There have been a handful of high-profile success stories in the UK which have helped equity crowdfunding get traction in the mainstream. Crabbe refers to the craft beer company Brewdog, which has done five subsequent raises since its first in 2009. It has 50,000 retail investors and just took institutional money a few months back at a £1 billion valuation.
“When it’s very early stage capital, going into seed enterprise investment schemes (SEIS) in the UK, you get a 45 per cent rebate on your investment, and you still get rebates, although lesser, when investing in later stage companies,” he said.
“A tax incentive was introduced in Australia for early stage companies in July last year, so retail investors might look into these opportunities where there’s a 20 per cent tax incentive.”
Like with any investment, hype can be good for those in the game, but not when it draws people in for the wrong reasons — that’s when it becomes a bubble.

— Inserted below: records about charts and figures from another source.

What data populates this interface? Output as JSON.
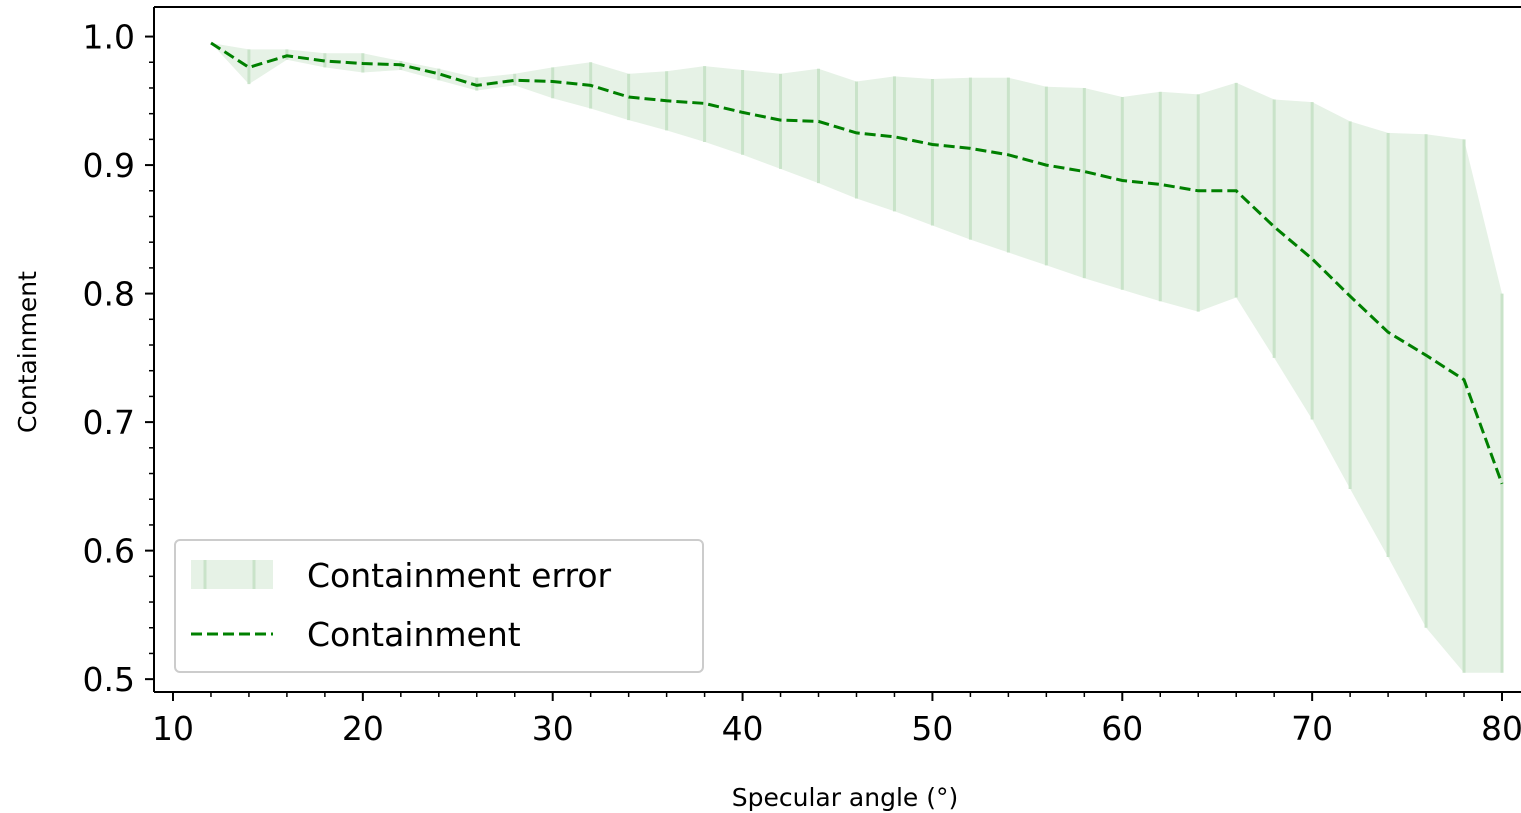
{
  "chart_data": {
    "type": "line",
    "title": "",
    "xlabel": "Specular angle (°)",
    "ylabel": "Containment",
    "xlim": [
      9,
      81
    ],
    "ylim": [
      0.49,
      1.023
    ],
    "x_ticks": [
      10,
      20,
      30,
      40,
      50,
      60,
      70,
      80
    ],
    "y_ticks": [
      0.5,
      0.6,
      0.7,
      0.8,
      0.9,
      1.0
    ],
    "x_tick_labels": [
      "10",
      "20",
      "30",
      "40",
      "50",
      "60",
      "70",
      "80"
    ],
    "y_tick_labels": [
      "0.5",
      "0.6",
      "0.7",
      "0.8",
      "0.9",
      "1.0"
    ],
    "grid": false,
    "legend_position": "lower-left",
    "colors": {
      "line": "#008000",
      "band_fill": "#e6f2e6",
      "band_hatch": "#c9e3c9"
    },
    "series": [
      {
        "name": "Containment",
        "style": "dashed",
        "x": [
          12,
          14,
          16,
          18,
          20,
          22,
          24,
          26,
          28,
          30,
          32,
          34,
          36,
          38,
          40,
          42,
          44,
          46,
          48,
          50,
          52,
          54,
          56,
          58,
          60,
          62,
          64,
          66,
          68,
          70,
          72,
          74,
          76,
          78,
          80
        ],
        "y": [
          0.995,
          0.976,
          0.985,
          0.981,
          0.979,
          0.978,
          0.971,
          0.962,
          0.966,
          0.965,
          0.962,
          0.953,
          0.95,
          0.948,
          0.941,
          0.935,
          0.934,
          0.925,
          0.922,
          0.916,
          0.913,
          0.908,
          0.9,
          0.895,
          0.888,
          0.885,
          0.88,
          0.88,
          0.852,
          0.827,
          0.798,
          0.77,
          0.752,
          0.733,
          0.652
        ]
      },
      {
        "name": "Containment error",
        "style": "band",
        "x": [
          12,
          14,
          16,
          18,
          20,
          22,
          24,
          26,
          28,
          30,
          32,
          34,
          36,
          38,
          40,
          42,
          44,
          46,
          48,
          50,
          52,
          54,
          56,
          58,
          60,
          62,
          64,
          66,
          68,
          70,
          72,
          74,
          76,
          78,
          80
        ],
        "lower": [
          0.995,
          0.963,
          0.982,
          0.976,
          0.972,
          0.974,
          0.966,
          0.958,
          0.962,
          0.952,
          0.944,
          0.935,
          0.927,
          0.918,
          0.908,
          0.897,
          0.886,
          0.874,
          0.864,
          0.853,
          0.842,
          0.832,
          0.822,
          0.812,
          0.803,
          0.794,
          0.786,
          0.797,
          0.75,
          0.702,
          0.648,
          0.595,
          0.54,
          0.505,
          0.505
        ],
        "upper": [
          0.995,
          0.99,
          0.99,
          0.987,
          0.987,
          0.981,
          0.975,
          0.968,
          0.971,
          0.976,
          0.98,
          0.971,
          0.973,
          0.977,
          0.974,
          0.971,
          0.975,
          0.965,
          0.969,
          0.967,
          0.968,
          0.968,
          0.961,
          0.96,
          0.953,
          0.957,
          0.955,
          0.964,
          0.951,
          0.949,
          0.934,
          0.925,
          0.924,
          0.92,
          0.8
        ]
      }
    ]
  }
}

UNSW’s Nehme believes it’s important to be conscious that “crowdfunding isn’t attracting your traditional investor”.
“It’s more so attracting those on social media interested in the startup scene who may not have invested in securities before — they will go with the hype of the business, but it’s important to be across all the disclosures,” said Nehme.
“Check how many warnings they have put in their documents that signal they aren’t sure about certain things, and check who else is investing because you can find that out on the platform. Be it’s not just family and friends, but also experienced investors with a record and history of investing — this can be a signal to the market of the quality of the project.”
This article was published by Eureka Report on 28 July 2017.